The tortured history of arsenic regulation makes it clear that this is extremely unlikely. After 25 years of delays, at least three missed statutory deadlines, and broken promises to update an outdated standard, the government is unlikely to honor its promises of expeditious action. Moreover, EPA made a legal finding in its January 2001 rule that it would take water systems five years to comply with a new arsenic standard. The agency likely will face stiff legal challenges from industry if it tries to cut this five-year compliance period when — and if — it issues a new arsenic standard in 2002 and seeks to require compliance within four years.

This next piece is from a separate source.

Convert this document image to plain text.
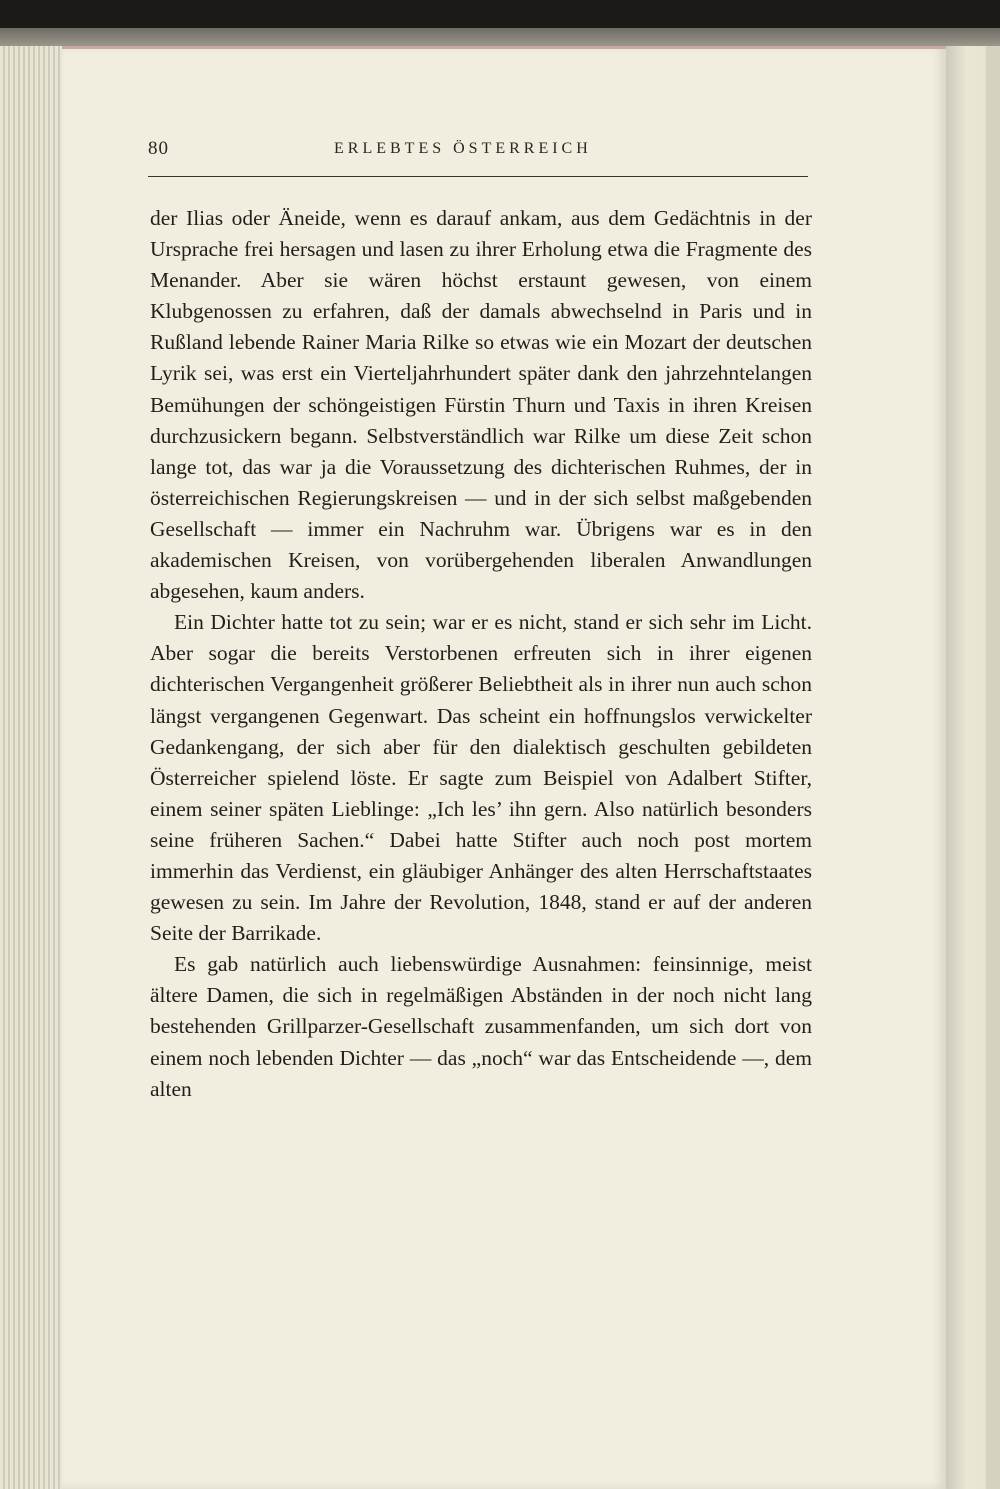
80	ERLEBTES ÖSTERREICH

der Ilias oder Äneide, wenn es darauf ankam, aus dem Gedächtnis in der Ursprache frei hersagen und lasen zu ihrer Erholung etwa die Fragmente des Menander. Aber sie wären höchst erstaunt gewesen, von einem Klubgenossen zu erfahren, daß der damals abwechselnd in Paris und in Rußland lebende Rainer Maria Rilke so etwas wie ein Mozart der deutschen Lyrik sei, was erst ein Vierteljahrhundert später dank den jahrzehntelangen Bemühungen der schöngeistigen Fürstin Thurn und Taxis in ihren Kreisen durchzusickern begann. Selbstverständlich war Rilke um diese Zeit schon lange tot, das war ja die Voraussetzung des dichterischen Ruhmes, der in österreichischen Regierungskreisen — und in der sich selbst maßgebenden Gesellschaft — immer ein Nachruhm war. Übrigens war es in den akademischen Kreisen, von vorübergehenden liberalen Anwandlungen abgesehen, kaum anders.

Ein Dichter hatte tot zu sein; war er es nicht, stand er sich sehr im Licht. Aber sogar die bereits Verstorbenen erfreuten sich in ihrer eigenen dichterischen Vergangenheit größerer Beliebtheit als in ihrer nun auch schon längst vergangenen Gegenwart. Das scheint ein hoffnungslos verwickelter Gedankengang, der sich aber für den dialektisch geschulten gebildeten Österreicher spielend löste. Er sagte zum Beispiel von Adalbert Stifter, einem seiner späten Lieblinge: „Ich les’ ihn gern. Also natürlich besonders seine früheren Sachen.“ Dabei hatte Stifter auch noch post mortem immerhin das Verdienst, ein gläubiger Anhänger des alten Herrschaftstaates gewesen zu sein. Im Jahre der Revolution, 1848, stand er auf der anderen Seite der Barrikade.

Es gab natürlich auch liebenswürdige Ausnahmen: feinsinnige, meist ältere Damen, die sich in regelmäßigen Abständen in der noch nicht lang bestehenden Grillparzer-Gesellschaft zusammenfanden, um sich dort von einem noch lebenden Dichter — das „noch“ war das Entscheidende —, dem alten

The arsenic standard the EPA issued in January would have lowered the maximum allowable level of arsenic in tap water from the current standard of 50 parts per billion, which was established in 1942, to 10 parts per billion. It is the same standard adopted by the World Health Organization and the European Union a few years ago. NRDC and other public health advocates believe that EPA should have lowered the standard for arsenic in drinking water to 3 parts per billion. The agency proposed a 5 parts per billion standard in June 2000, but increased it to 10 parts per billion last January in response to industry pressure.
Olson noted that EPA took more than two decades to develop this rule, and Congress has repeatedly ordered EPA to update the standard over the last 25 years. In 1996, Congress ordered EPA action on arsenic for the third time, making January 2001 the deadline for a new standard. An appropriations rider in the fall of 2000 extended the deadline to June 22, 2001.
In February 2000, NRDC issued a report documenting widespread exposure to arsenic in tap water across the nation. The U.S. Geological Survey subsequently published a study reaching a similar conclusion, with a national map showing arsenic occurrence in ground water.
EPA finally proposed the new standard in June 2000 because NRDC sued, Olson said. "Unfortunately, President Bush apparently won't listen to reason or scientific evidence," he added, "so NRDC is left with no choice but to sue."
The Natural Resources Defense Council is a national, non-profit organization of scientists, lawyers and environmental specialists dedicated to protecting public health and the environment. Founded in 1970, NRDC has more than 500,000 members nationwide, served from offices in New York, Washington, Los Angeles and San Francisco.